Like I did here, manually. It took hours. AI and some good scripting should be able to do the same in minutes.

https://next-alexandria.gitcitadel.eu/publication?d=less-partnering-less-children-or-both-by-j.i.s.-hellstrand-v-1

write side is not the bottleneck

also, parsing data ... you are raising the spectre of the need to build ... dun dun dun ... state machines, the most difficult bitches in all of software engineering to make work

We know.

state machine specialist at your service

i'm only barely a journeyman at the task, i revel at every chance i get to do it... i've done tree walkers and parsers and all this kind of stuff... makes me happy thinking about it, even more than streamlining concurrent processes

Well, AsciiDoctor built the text parser. I extended it to layer some Nostr event-specific state on top of AsciiDoctor's Abstract Syntax Tree (AST).

It definitely was fun to whip out some good ol-fashioned tree walking algorithms.

Famous last words.

AI text manglers are not the most efficient for the job of transforming one semantic graph into another, that is what state machines are for, and ...

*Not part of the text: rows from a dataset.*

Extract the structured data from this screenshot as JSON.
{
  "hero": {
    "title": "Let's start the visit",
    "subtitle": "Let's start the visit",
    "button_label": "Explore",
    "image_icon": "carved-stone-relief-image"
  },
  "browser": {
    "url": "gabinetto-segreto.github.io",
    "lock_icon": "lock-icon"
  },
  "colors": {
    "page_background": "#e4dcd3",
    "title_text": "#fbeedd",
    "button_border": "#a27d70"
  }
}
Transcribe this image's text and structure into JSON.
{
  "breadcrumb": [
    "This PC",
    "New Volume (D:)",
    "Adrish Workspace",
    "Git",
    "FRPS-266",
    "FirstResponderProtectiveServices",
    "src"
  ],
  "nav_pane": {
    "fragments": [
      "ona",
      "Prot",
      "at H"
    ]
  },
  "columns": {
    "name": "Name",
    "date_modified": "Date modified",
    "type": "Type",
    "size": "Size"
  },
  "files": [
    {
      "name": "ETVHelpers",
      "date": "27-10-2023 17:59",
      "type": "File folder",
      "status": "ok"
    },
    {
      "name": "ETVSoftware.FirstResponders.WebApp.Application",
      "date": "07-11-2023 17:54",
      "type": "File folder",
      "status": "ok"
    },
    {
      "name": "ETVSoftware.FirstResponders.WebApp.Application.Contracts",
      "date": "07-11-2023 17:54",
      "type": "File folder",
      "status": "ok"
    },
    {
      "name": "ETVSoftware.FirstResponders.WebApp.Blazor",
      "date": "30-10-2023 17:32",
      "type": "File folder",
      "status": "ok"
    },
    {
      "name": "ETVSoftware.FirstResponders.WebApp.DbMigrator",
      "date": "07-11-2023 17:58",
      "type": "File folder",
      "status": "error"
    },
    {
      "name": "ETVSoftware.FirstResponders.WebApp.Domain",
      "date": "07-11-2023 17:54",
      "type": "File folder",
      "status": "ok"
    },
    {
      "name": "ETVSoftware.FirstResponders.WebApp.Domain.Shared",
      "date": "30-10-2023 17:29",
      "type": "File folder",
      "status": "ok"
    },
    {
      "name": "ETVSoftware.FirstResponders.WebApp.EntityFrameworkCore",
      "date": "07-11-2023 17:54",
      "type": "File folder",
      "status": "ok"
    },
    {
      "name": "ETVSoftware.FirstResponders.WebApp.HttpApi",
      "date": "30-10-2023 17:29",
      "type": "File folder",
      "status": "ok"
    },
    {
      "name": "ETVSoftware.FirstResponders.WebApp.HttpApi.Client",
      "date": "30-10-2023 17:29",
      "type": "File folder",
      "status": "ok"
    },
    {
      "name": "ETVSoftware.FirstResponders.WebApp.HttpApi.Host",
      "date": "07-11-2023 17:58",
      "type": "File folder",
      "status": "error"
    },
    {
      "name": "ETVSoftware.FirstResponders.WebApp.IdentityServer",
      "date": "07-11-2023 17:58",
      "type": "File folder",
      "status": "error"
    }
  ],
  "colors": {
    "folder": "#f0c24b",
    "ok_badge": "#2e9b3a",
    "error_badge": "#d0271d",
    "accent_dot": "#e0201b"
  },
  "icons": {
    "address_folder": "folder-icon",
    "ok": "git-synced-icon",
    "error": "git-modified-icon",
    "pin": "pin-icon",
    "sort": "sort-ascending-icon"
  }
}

ok, here's a good little bit of info about why each linguistic transformation task really is best served by a specific implementation built for the task

https://stackoverflow.com/questions/20355112/why-do-we-use-intermediate-languages-instead-of-ast

every data decomposition, storage and recomposition task involves this stuff and the absolute best tool for the job is some human brain that has spent a lot of time specialising in how to build state machines, there is lexical decomposition, then you have to design an intermediate data format, and then an engine that takes that intermediate representation and uses it to derive your product formatting

the AIs can sorta do it, but they are hella inefficient in production to do this, i mean, thousands if not millions of times more processing time and watts of energy and bandwidth to achieve it

there is a lot of work already existing relating to the decomposition and synthesis steps of this process for specific encoding systems, and what i want you to do, in order to help solve this problem is this:

enumerate the most common sources and targets of the data you want to transform and how you want it to be accessed (this influences what is the best form to store it in) and when you have figured out a reasonable skeleton of those things then we have the map of how to speed up your job

Yeah, nostr:nprofile1qqs82et8gqsfjcx8fl3h8e55879zr2ufdzyas6gjw6nqlp42m0y0j2spz9mhxue69uhkummnw3ezuamfdejj7kpr32f was saying he might have a parser for books, but we'd probably need to adjust it and build a second one for research papers.

I talked to my cousin about it and he is just converting the html5 version of the project Gutenberg ebooks into epub3 after doing some clean up.

Hm. They already usually have epub3 format.

Using HTML has the benefit of tags and images, of course. I should probably switch to those and write a parser based upon the HTML tags.

Is he just scraping their website?

I am not sure how he handles the initial download. But he wanted to put in a bunch of heuristics to make a more presentable epub without miss-sized images, unfortunate line breaks etc.

That's probably where an LLM would come in useful, for refining.